I'm feeling a little intimidated by this blog.. mentally confined by the knowledge others could happen upon it. Honored in my friends who wish to read, but scared at laying myself out so openly. It feels risky to let others inside sometimes. How much must you explain so that folks can understand where you're at? Where do you start? Should the attempt even be made?
How do I answer the question, 'What are you doing in Liverpool?' I have been vague... I finally had the opportunity to go back to school, and my girlfriend suggested I do it here, in her city.
How did I get the opportunity? My children moved out, went to live with their Dad. I felt absolutely broken my this. Do I mention the emotional warfare to which their Dad subjected me.. the destitute feeling of being able to do nothing about it all?
Unless of course, I was willing to deny myself.
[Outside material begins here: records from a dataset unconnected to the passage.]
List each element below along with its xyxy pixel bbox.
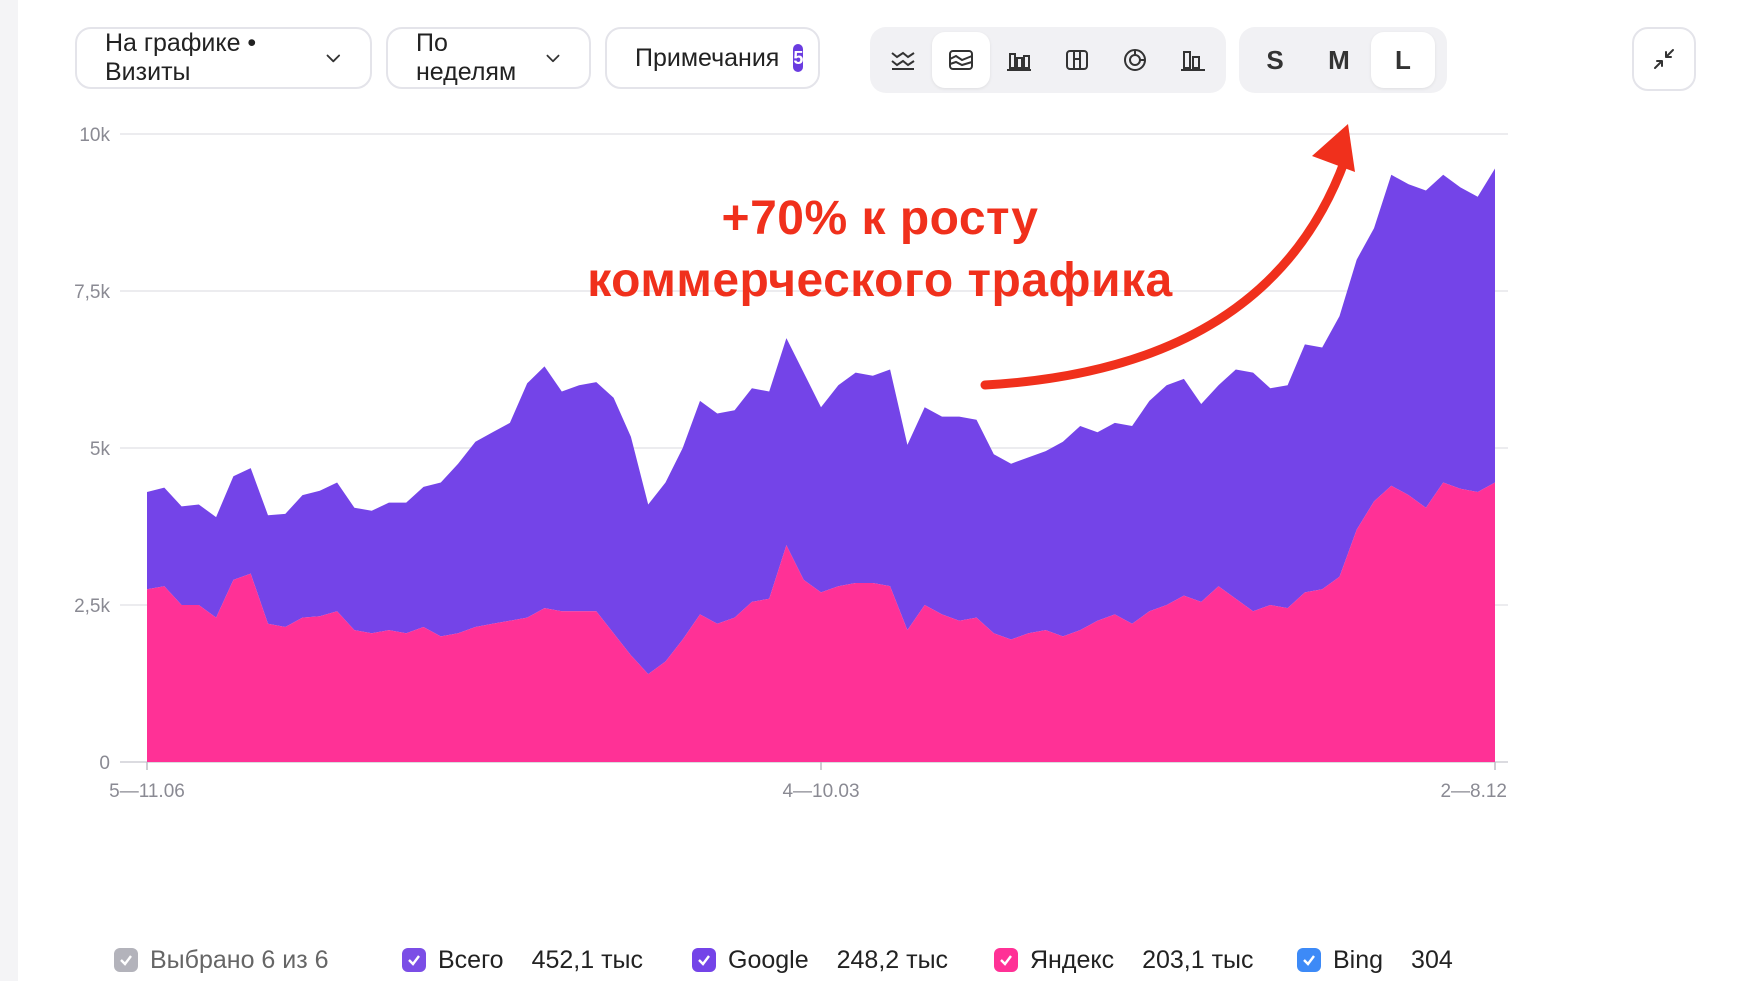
google-area[interactable]: [147, 168, 1495, 675]
checkbox-icon[interactable]: [692, 948, 716, 972]
notes-count-badge: 5: [793, 44, 804, 72]
y-tick-label: 10k: [79, 125, 110, 146]
lines-icon: [891, 51, 915, 70]
period-dropdown-label: По неделям: [416, 29, 517, 86]
chevron-down-icon: [546, 54, 560, 63]
size-l-label: L: [1395, 44, 1411, 75]
stacked-area-icon: [949, 50, 973, 70]
annotation-line-1: +70% к росту: [721, 192, 1039, 245]
annotation-line-2: коммерческого трафика: [587, 254, 1173, 307]
y-tick-label: 7,5k: [74, 282, 110, 303]
x-tick-label: 2—8.12: [1440, 781, 1507, 802]
chart-type-column-button[interactable]: [1164, 32, 1222, 88]
chart-type-area-button[interactable]: [932, 32, 990, 88]
collapse-button[interactable]: [1632, 27, 1696, 91]
y-tick-label: 2,5k: [74, 596, 110, 617]
legend-value: 203,1 тыс: [1142, 945, 1254, 974]
notes-button[interactable]: Примечания 5: [605, 27, 820, 89]
size-s-button[interactable]: S: [1243, 32, 1307, 88]
legend-selected-label: Выбрано 6 из 6: [150, 945, 329, 974]
legend-name: Bing: [1333, 945, 1384, 974]
size-l-button[interactable]: L: [1371, 32, 1435, 88]
y-tick-label: 5k: [90, 439, 111, 460]
legend-item-total[interactable]: Всего 452,1 тыс: [402, 942, 643, 978]
growth-annotation: +70% к росту коммерческого трафика: [520, 188, 1240, 312]
checkbox-icon[interactable]: [1297, 948, 1321, 972]
size-switcher: S M L: [1239, 27, 1447, 93]
legend-item-bing[interactable]: Bing 304: [1297, 942, 1453, 978]
notes-label: Примечания: [635, 43, 780, 72]
collapse-icon: [1654, 49, 1674, 69]
y-tick-label: 0: [99, 753, 110, 774]
legend-name: Всего: [438, 945, 504, 974]
size-m-label: M: [1328, 44, 1350, 75]
chart-type-pie-button[interactable]: [1106, 32, 1164, 88]
legend-item-yandex[interactable]: Яндекс 203,1 тыс: [994, 942, 1254, 978]
chevron-down-icon: [326, 54, 341, 63]
checkbox-icon[interactable]: [114, 948, 138, 972]
legend-value: 248,2 тыс: [836, 945, 949, 974]
metric-dropdown[interactable]: На графике • Визиты: [75, 27, 372, 89]
legend-selected[interactable]: Выбрано 6 из 6: [114, 942, 329, 978]
yandex-area[interactable]: [147, 482, 1495, 763]
column-icon: [1181, 51, 1205, 71]
metric-dropdown-label: На графике • Визиты: [105, 29, 257, 86]
x-tick-label: 4—10.03: [782, 781, 859, 802]
bar-icon: [1007, 53, 1031, 71]
chart-type-stacked-bar-button[interactable]: [1048, 32, 1106, 88]
x-tick-label: 5—11.06: [109, 781, 185, 802]
growth-arrow-head: [1312, 124, 1355, 172]
growth-arrow-shaft: [980, 155, 1350, 390]
size-s-label: S: [1266, 44, 1284, 75]
legend-name: Яндекс: [1030, 945, 1115, 974]
chart-type-switcher: [870, 27, 1226, 93]
checkbox-icon[interactable]: [994, 948, 1018, 972]
legend-value: 304: [1411, 945, 1453, 974]
legend-value: 452,1 тыс: [531, 945, 643, 974]
legend-name: Google: [728, 945, 809, 974]
chart-type-lines-button[interactable]: [874, 32, 932, 88]
checkbox-icon[interactable]: [402, 948, 426, 972]
pie-icon: [1124, 49, 1146, 71]
period-dropdown[interactable]: По неделям: [386, 27, 591, 89]
visits-area-chart: 0 2,5k 5k 7,5k 10k 5—11.06 4—10.03 2—8.12: [74, 124, 1508, 802]
stacked-bar-icon: [1066, 50, 1088, 70]
size-m-button[interactable]: M: [1307, 32, 1371, 88]
legend-item-google[interactable]: Google 248,2 тыс: [692, 942, 948, 978]
chart-type-bar-button[interactable]: [990, 32, 1048, 88]
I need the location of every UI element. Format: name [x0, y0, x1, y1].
Deny that I had no physical attraction to men. They're fine as buds, as friends and even partners I suppose. But the sex was a sham, mechanical. No way to deny the marriage was absolutely over, and so unfair to even pretend.
I couldn't be happy choosing that. There are women who do, for the sake of their children, and the husbands fool themselves all is well. But I couldn't live my whole life knowing 'this' was not me. Depressing as hell... My choice was selfish, no two ways about it. But its one I would make again if I had the choice to do it over, even knowing what I know. Hell, I'd have done it sooner.